Why Soy Candles Are King

Posted by Morgan Cryer on

Why Soy Candles Are King.

The truth about paraffin and why soy wax is superior

There are many reasons why soy wax makes the best candles: it’s eco-friendly, clean-burning, longer-lasting and provides a far better fragrance throw than other sorts of wax. We’ve spent tons of time researching this; here’s what we’ve found.


Soy wax is a hydrogenated type of soy bean oil which is extracted from soy beans plants, a natural, ‎renewable and ‎sustainable resource. paraffin is formed by removing the waxy substance from petroleum , a byproduct of gasoline refinement; it comes from a fuel , a non-renewal resource. Therefore, using soy wax supports American farmers rather than big oil companies.

When burning candles, wax spills can happen. And if they are doing , soy wax is ‎biodegradable and simply cleaned with basic soap and water; however, paraffin isn't biodegradable or water soluble which makes clean-up far more time consuming and difficult, if not impossible.

In the 1990’s, palm wax grew in popularity as a cleaner, longer-burning alternative to paraffin . Palm wax comes from palm oil, which comes from palm trees; however, out of desperation to enhance their economic conditions, governments of Indonesia and Malaysia have allowed palm producers to clear out a number of the oldest, most diverse rain forests which has contributed to mass deforestation and large growth in CO2 emissions. due to the questionable ethics and environmental impact surrounding this, many suppliers have stopped carrying palm wax thanks to the negative environmental impact it’s causing.

While beeswax is an environmentally safe alternative to paraffin , there are some questionable ethics regarding the treatment of bees wont to produce the wax, including: removal of wings and legs thanks to haphazard handling, intentional removal of the queen bee’s wings so she cannot leave the colony, and even killing bees.


Soy wax produces zero, zip, zilch, nada petrol-carbon soot, which suggests no black residue on walls, drapes and residential furnishings. Because soy wax is non-toxic and burns clean, it's safe for people with asthma and allergies.

Paraffin candles release a petro-carbon soot that stains your walls, furniture and circulates through your air ducts. consistent with the American Lung Association, paraffin contains 11 documented toxins, two of which are known carcinogens: toluene and benzene. Back in 2009 researchers at South Carolina State University also presented comparable findings to the American Chemical Society (source: CNN.com).

Frequently burning paraffin candles also can aggravate asthma, cause allergy-like symptoms and irritate the tract .

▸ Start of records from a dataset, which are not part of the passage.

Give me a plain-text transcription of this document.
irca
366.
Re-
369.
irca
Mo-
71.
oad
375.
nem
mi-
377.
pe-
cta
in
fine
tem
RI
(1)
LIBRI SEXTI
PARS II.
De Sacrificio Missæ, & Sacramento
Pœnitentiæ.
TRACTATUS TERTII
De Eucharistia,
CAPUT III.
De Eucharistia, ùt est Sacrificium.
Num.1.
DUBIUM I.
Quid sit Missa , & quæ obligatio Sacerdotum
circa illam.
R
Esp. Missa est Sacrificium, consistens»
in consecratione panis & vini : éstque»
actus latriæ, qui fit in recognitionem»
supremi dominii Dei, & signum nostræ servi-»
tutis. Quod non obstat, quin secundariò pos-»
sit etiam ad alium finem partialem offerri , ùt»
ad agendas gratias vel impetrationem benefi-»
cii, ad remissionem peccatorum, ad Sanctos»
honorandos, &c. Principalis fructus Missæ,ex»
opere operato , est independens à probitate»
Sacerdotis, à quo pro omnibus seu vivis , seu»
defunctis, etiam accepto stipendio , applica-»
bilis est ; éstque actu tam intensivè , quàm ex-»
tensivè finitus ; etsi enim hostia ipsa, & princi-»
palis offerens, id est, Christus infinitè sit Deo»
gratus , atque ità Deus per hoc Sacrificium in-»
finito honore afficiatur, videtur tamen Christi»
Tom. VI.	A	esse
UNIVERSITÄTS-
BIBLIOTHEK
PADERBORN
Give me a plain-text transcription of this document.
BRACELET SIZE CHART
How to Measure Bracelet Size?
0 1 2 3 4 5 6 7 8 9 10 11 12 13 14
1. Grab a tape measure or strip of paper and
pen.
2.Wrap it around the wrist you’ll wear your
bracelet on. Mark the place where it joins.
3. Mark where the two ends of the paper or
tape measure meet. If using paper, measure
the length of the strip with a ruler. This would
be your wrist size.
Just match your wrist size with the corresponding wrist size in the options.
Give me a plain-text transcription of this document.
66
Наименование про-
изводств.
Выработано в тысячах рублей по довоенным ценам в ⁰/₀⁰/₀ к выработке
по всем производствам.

Soy wax burns up to 50% longer than paraffin because soy wax features a lower freezing point than paraffin , which suggests it melts at a cooler temperature and doesn’t burn as fast.


“Throw” refers to the discharge of fragrance from a candle: the “cold throw” is that the scent released when a candle is unlit at temperature , the “hot throw” is that the scent released when the candle is burning.

There are a couple of things that contribute to fragrance contribute candle making:


Due to the petroleum base of paraffin , it tends to emit a chemical-smelling fragrance.
Because soy wax comes from a natural source, it emits a more pure, true expression of an equivalent fragrance than paraffin .
While paraffin has been around for hundreds of years , soy wax has only been around for a few decades; soy wax manufacturers continuously refine their formulas to enhance fragrance throw.
According to Nature's Garden: "The molecular structure of soy wax contains various sorts of chemical bonds that make it harder to interrupt down than paraffin . Its structure is more susceptible to trapping scent, than allowing it to evaporate freely. It takes more heat to interrupt down these chemical bonds, therefore, you'll got to use hotter burning wicks when making soy candles." this is often why we use hemp wicks, they burn hotter than cotton producing a far better scent throw.
The flashpoint is that the highest temperature a fragrance oil can reach before breaking down, and it can differ from fragrance to fragrance.
If you add the fragrance oil at too high a temperature, it’ll “burnoff;” however, you would like to form sure the wax temperature is hot enough for the fragrance oil to properly bond with the wax.
If the temperature is just too low, the fragrance won't bond properly.
The FDA regulates what proportion fragrance oil can safely be utilized in bath and body products including soaps, body wash, etc. When candlemakers use fragrance oil that’s safe for bath and body, it comes diluted.
If candlemakers use fragrance oil that’s only rated for candles, it’ll throw a stronger fragrance because it’s not diluted.
Not all fragrances are rated to throw a robust fragrance with soy wax so it’s important to figure with fragrances that are highly rated to figure well with soy wax.
Ratio of wax to fragrance oil
Each sort of wax is rated to carry a special amount of fragrance oil.
While the recommended ratio is usually 1 oz. fragrance oil per 1 lb. wax, waxes are rated to carry more fragrance; therefore, adding more fragrance helps improve the throw.
After weighing out of these factors, we intentionally prefer to use soy wax altogether of our candles; not only does it support our mission for sustainability, it also helps us create a top quality product.